This is not a supply-demand issue. It's a logistical nightmare—a big, tangled mess of empty shipping containers, grounded airplanes and consumer demand surges.
And there isn't much anyone can do. In fact, Whitney Luckett is down to waiting—waiting for the cargo ships to move latex from Southeast Asia to customers in the U.S.
"I am still sitting on January cargo that has not moved from Vietnam," said Luckett, founding president of Southland Rubber Inc. and principal owner of Simko North America L.L.C. "That cargo normally would be in manufacturing plants by now, and I can't get it out of Vietnam."
She's not alone.
Across the North American rubber industry, product manufacturers, custom mixers and suppliers said they have seen three- to four-month delays in the shipping of goods and materials. It's a direct result of the COVID-19 pandemic, both in the way it forced shutdowns worldwide and in the way it shifted consumer demands, spiking the need for products such as personal protective equipment, electronics and at-home gym equipment.

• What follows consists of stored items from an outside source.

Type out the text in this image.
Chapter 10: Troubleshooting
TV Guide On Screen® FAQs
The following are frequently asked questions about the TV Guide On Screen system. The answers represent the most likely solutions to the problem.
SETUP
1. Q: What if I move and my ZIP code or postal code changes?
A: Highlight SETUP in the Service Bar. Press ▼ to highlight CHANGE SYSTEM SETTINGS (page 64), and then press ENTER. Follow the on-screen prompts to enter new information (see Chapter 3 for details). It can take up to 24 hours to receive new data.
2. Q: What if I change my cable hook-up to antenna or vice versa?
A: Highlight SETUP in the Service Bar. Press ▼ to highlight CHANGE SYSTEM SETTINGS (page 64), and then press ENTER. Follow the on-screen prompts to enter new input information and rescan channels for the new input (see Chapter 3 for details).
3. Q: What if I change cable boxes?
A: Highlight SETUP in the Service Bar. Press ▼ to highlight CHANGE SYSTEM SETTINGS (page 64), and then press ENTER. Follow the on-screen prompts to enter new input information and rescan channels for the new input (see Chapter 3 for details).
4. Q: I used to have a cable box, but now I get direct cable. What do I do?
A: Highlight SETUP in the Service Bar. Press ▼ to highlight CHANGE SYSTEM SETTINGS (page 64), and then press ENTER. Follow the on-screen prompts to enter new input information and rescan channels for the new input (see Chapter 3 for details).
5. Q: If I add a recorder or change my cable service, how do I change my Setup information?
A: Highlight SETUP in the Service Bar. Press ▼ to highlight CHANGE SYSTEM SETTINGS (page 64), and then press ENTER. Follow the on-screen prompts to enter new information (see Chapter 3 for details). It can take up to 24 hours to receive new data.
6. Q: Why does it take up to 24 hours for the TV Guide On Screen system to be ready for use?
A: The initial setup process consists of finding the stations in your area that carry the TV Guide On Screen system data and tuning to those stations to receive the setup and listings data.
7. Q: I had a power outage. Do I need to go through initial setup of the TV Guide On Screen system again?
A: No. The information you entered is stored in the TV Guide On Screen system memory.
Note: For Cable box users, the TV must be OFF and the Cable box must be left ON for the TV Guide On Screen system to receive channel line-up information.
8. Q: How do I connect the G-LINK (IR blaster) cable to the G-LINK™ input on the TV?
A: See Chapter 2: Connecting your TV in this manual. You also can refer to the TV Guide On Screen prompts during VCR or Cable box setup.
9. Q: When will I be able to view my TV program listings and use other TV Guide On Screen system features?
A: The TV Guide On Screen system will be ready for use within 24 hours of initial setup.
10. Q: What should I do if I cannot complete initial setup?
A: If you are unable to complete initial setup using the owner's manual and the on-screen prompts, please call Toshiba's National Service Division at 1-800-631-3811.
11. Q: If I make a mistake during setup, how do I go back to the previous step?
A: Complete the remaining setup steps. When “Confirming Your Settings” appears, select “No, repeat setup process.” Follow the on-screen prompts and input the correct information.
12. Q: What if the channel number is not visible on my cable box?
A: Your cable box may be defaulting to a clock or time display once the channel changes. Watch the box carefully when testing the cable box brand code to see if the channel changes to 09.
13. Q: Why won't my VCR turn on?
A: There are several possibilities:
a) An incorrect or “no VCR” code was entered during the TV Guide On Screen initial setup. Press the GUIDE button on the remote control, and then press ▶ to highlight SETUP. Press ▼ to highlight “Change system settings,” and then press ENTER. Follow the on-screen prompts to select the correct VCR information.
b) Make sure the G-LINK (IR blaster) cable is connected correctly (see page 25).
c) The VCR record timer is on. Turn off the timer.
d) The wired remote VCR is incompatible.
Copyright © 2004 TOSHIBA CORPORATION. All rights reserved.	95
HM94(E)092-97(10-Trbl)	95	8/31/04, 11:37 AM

But the underlying problem may not be what you think.
"People think we have a container problem," said Mahesh Srinivasan, associate professor of supply chain and operations management and director of the Institute of Global Business in the College of Business Administration at the University of Akron. "It's not quite that there are not enough (containers) in the system, the problem is: Where are they?"